At the Center for Open Science (COS), our work is about making research more transparent, rigorous, and verifiable. As AI tools enter the research workflow, we need evidence about what they actually contribute to scientific credibility. With support from Open Philanthropy, and in collaboration with researchers at the Pennsylvania State University, Old Dominion University, and the University of Notre Dame, we are building benchmarks to test whether large language model (LLM)–based systems can effectively evaluate, replicate, and conduct scientific research.
In this project, we will evaluate these LLM-based systems on consequential, real-world scientific tasks and compare their judgments to human baselines. Open Philanthropy’s support enables us to translate those results into rigorous, transparent standards for evaluating LLM performance in research workflows, advancing both AI safety and open science practice.
Our current benchmark effort focuses on replication as a central test of whether LLMs can confirm findings in new studies with different data, anticipating outcomes not yet observed. This work builds directly on COS's Defense Advanced Research Projects Agency (DARPA)-funded Systematizing Confidence in Open Research and Evidence (SCORE) project—which established methodologies for assessing research credibility. We are extending that framework to systematically test AI agents in scientific research contexts, evaluating their performance on reproducibility (obtaining results with the same data and analysis) and robustness (whether results hold under reasonable analytical variations) as well. These assessments mirror the daily challenges researchers face in evaluating the credibility of scientific work.
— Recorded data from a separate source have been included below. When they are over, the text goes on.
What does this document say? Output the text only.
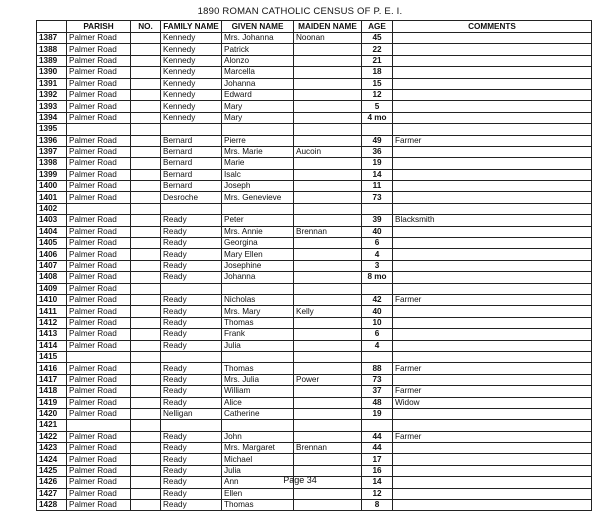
1890 ROMAN CATHOLIC CENSUS OF P. E. I.
	PARISH	NO.	FAMILY NAME	GIVEN NAME	MAIDEN NAME	AGE	COMMENTS
1387	Palmer Road		Kennedy	Mrs. Johanna	Noonan	45	
1388	Palmer Road		Kennedy	Patrick		22	
1389	Palmer Road		Kennedy	Alonzo		21	
1390	Palmer Road		Kennedy	Marcella		18	
1391	Palmer Road		Kennedy	Johanna		15	
1392	Palmer Road		Kennedy	Edward		12	
1393	Palmer Road		Kennedy	Mary		5	
1394	Palmer Road		Kennedy	Mary		4 mo	
1395							
1396	Palmer Road		Bernard	Pierre		49	Farmer
1397	Palmer Road		Bernard	Mrs. Marie	Aucoin	36	
1398	Palmer Road		Bernard	Marie		19	
1399	Palmer Road		Bernard	Isalc		14	
1400	Palmer Road		Bernard	Joseph		11	
1401	Palmer Road		Desroche	Mrs. Genevieve		73	
1402							
1403	Palmer Road		Ready	Peter		39	Blacksmith
1404	Palmer Road		Ready	Mrs. Annie	Brennan	40	
1405	Palmer Road		Ready	Georgina		6	
1406	Palmer Road		Ready	Mary Ellen		4	
1407	Palmer Road		Ready	Josephine		3	
1408	Palmer Road		Ready	Johanna		8 mo	
1409	Palmer Road						
1410	Palmer Road		Ready	Nicholas		42	Farmer
1411	Palmer Road		Ready	Mrs. Mary	Kelly	40	
1412	Palmer Road		Ready	Thomas		10	
1413	Palmer Road		Ready	Frank		6	
1414	Palmer Road		Ready	Julia		4	
1415							
1416	Palmer Road		Ready	Thomas		88	Farmer
1417	Palmer Road		Ready	Mrs. Julia	Power	73	
1418	Palmer Road		Ready	William		37	Farmer
1419	Palmer Road		Ready	Alice		48	Widow
1420	Palmer Road		Nelligan	Catherine		19	
1421							
1422	Palmer Road		Ready	John		44	Farmer
1423	Palmer Road		Ready	Mrs. Margaret	Brennan	44	
1424	Palmer Road		Ready	Michael		17	
1425	Palmer Road		Ready	Julia		16	
1426	Palmer Road		Ready	Ann		14	
1427	Palmer Road		Ready	Ellen		12	
1428	Palmer Road		Ready	Thomas		8	
Page 34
To establish a human baseline, expert teams will assess a subset of research papers, while LLM agents will evaluate the full sample. The teams of human evaluators will be blind to which studies are used for replication, robustness, and reproducibility tests conducted by other researchers. By benchmarking LLMs in this way, COS and our collaboration partners aim to advance understanding of both large language models' capabilities and the assessment of scientific research reliability.